Das Berufungsgericht gab der Berufung keine Folge. Es verneinte das Vorliegen von Verfahrensmängeln, übernahm die Feststellungen des Erstgerichtes und billigte auch dessen rechtliche Beurteilung.

Rechtliche Beurteilung

Die Revision des Klägers ist nicht berechtigt.

Soweit der Kläger zum Revisionsgrund der Mangelhaftigkeit des Verfahrens wie schon in der Berufung ausführt, der Grundsatz des § 87 Abs 1 ASGG sei vom Erstgericht verletzt worden, die Parteieneinvernahme sowie die Beiziehung von Sachverständigen aus den Fachgebieten der Neurologie und der Berufskunde hätte nicht unterbleiben dürfen, rügt er damit Mängel des Verfahrens erster Instanz, deren Vorliegen schon das Berufungsgericht verneint hat. Solche angebliche Mängel können aber mit Revision nicht mehr geltend gemacht werden (SSV-NF 1/32).

Auch soweit der Kläger eine zu kurzfristige Anberaumung der Tagsatzung rügt, ist die Revision nicht berechtigt. Gemäß § 139 ZPO hat das Gericht die anberaumte Tagsatzung auf Antrag oder von Amts wegen noch vor ihrer Abhaltung zu erstrecken, wenn unter anderem die Zustellung der Ladung derart verzögert wird, daß die zwischen der Zustellung der Ladung und der anberaumten Tagsatzung liegenden Frist eine genügende Vorbereitung für die mündliche Verhandlung nicht gestattet. Die Ladung zur mündlichen Streitverhandlung vom 30. Jänner 1989 wurde vom Erstgericht am 10. Jänner 1989 abgefertigt und nach dem im Akt erliegenden Rückschein am 18. Jänner 1989 zugestellt. Die dem Kläger zur Verfügung stehende Vorbereitungsfrist betrug daher 12 Tage. Ein solcher Zeitraum reicht aber auch für eine in Jugoslawien wohnhafte Prozeßpartei aus, zumindest einen begründeten Fristerstreckungsantrag zu stellen. Für eine amtswegige Erstreckung der mündlichen Streitverhandlung ohne einen entsprechenden Antrag des Klägers bestand für das Erstgericht bei dem vorliegenden Intervall noch keine Notwendigkeit.

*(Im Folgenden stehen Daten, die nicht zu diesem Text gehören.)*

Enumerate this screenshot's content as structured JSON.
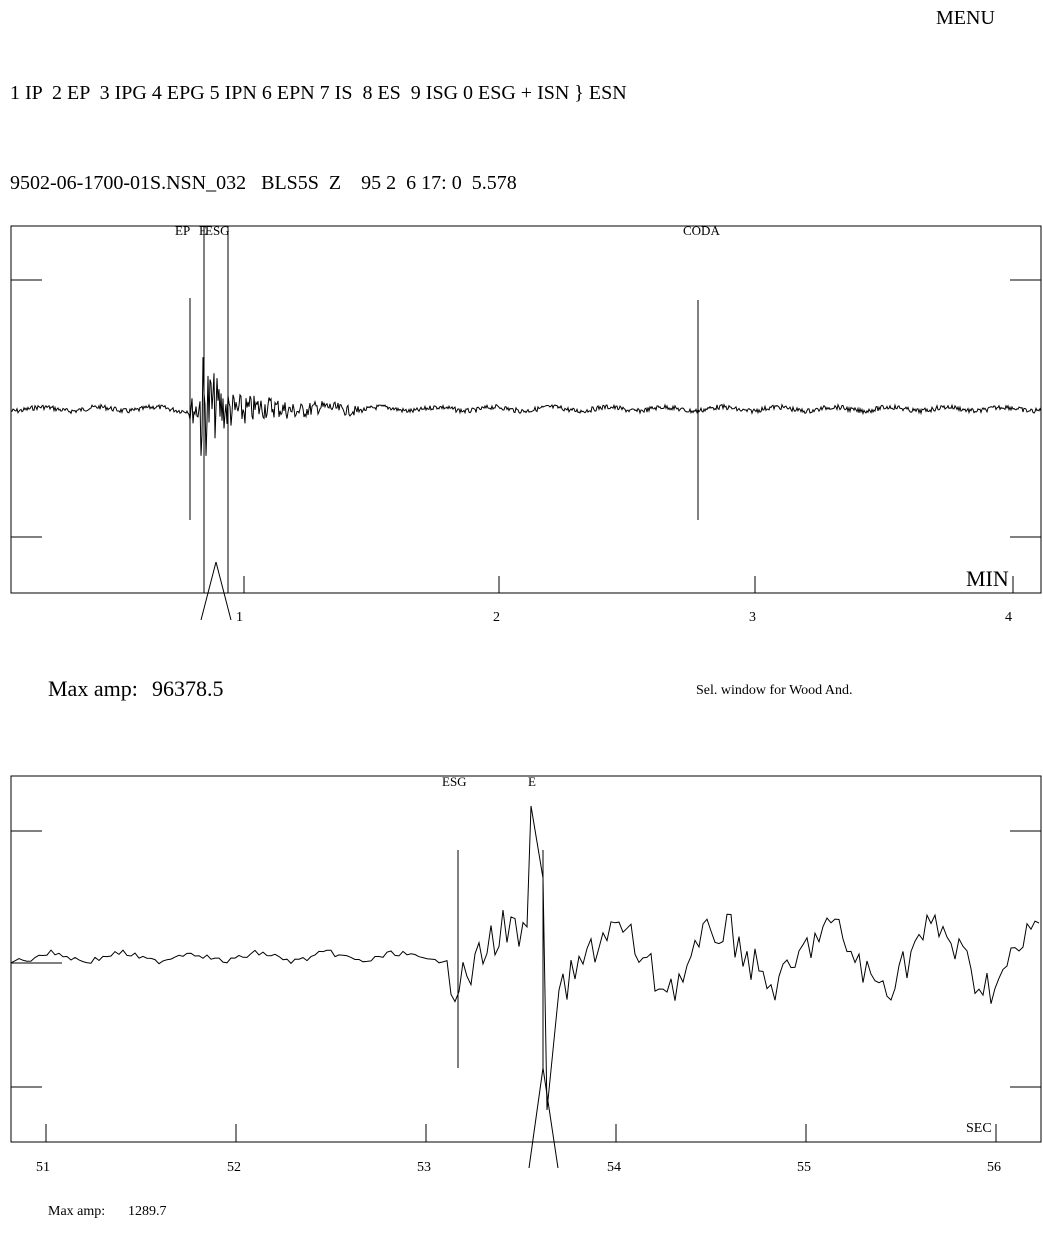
{
  "menu_label": "MENU",
  "phase_keys": "1 IP  2 EP  3 IPG 4 EPG 5 IPN 6 EPN 7 IS  8 ES  9 ISG 0 ESG + ISN } ESN",
  "trace_header": "9502-06-1700-01S.NSN_032   BLS5S  Z    95 2  6 17: 0  5.578",
  "top_panel": {
    "unit_label": "MIN",
    "ticks": [
      "1",
      "2",
      "3",
      "4"
    ],
    "picks": [
      "EP",
      "E",
      "ESG",
      "CODA"
    ],
    "max_amp_label": "Max amp:",
    "max_amp_value": "96378.5",
    "window_note": "Sel. window for Wood And."
  },
  "bottom_panel": {
    "unit_label": "SEC",
    "ticks": [
      "51",
      "52",
      "53",
      "54",
      "55",
      "56"
    ],
    "picks": [
      "ESG",
      "E"
    ],
    "max_amp_label": "Max amp:",
    "max_amp_value": "1289.7"
  }
}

Selbst wenn man § 231 Abs 1 ZPO auf den vorliegenden Fall anwenden wollte - diese Frist dient in erster Linie dem Schutz des Beklagten - wird die dort genannte Frist von 14 Tagen hier nahezu erreicht. Die 8 tägige Frist des § 257 Abs 1 ZPO wurde aber sogar wesentlich überschritten. Überdies könnte eine Außerachtlassung der Fristen der §§ 231 Abs 1 und 257 Abs 1 ZPO nur dann einen erheblichen Verfahrensmangel darstellen, wenn hiedurch die sachgemäße Vorbereitung auf die mündliche Verhandlung unmöglich gemacht würde (Fasching, Lehrbuch Rz 565). Eine Nichtigkeit gem § 477 Abs 1 Z 4 wäre nur dann gegeben, wenn es der Partei hiedurch unmöglich gemacht worden wäre, zur angeordneten Tagsatzung zu erscheinen (RZ 1976, 98).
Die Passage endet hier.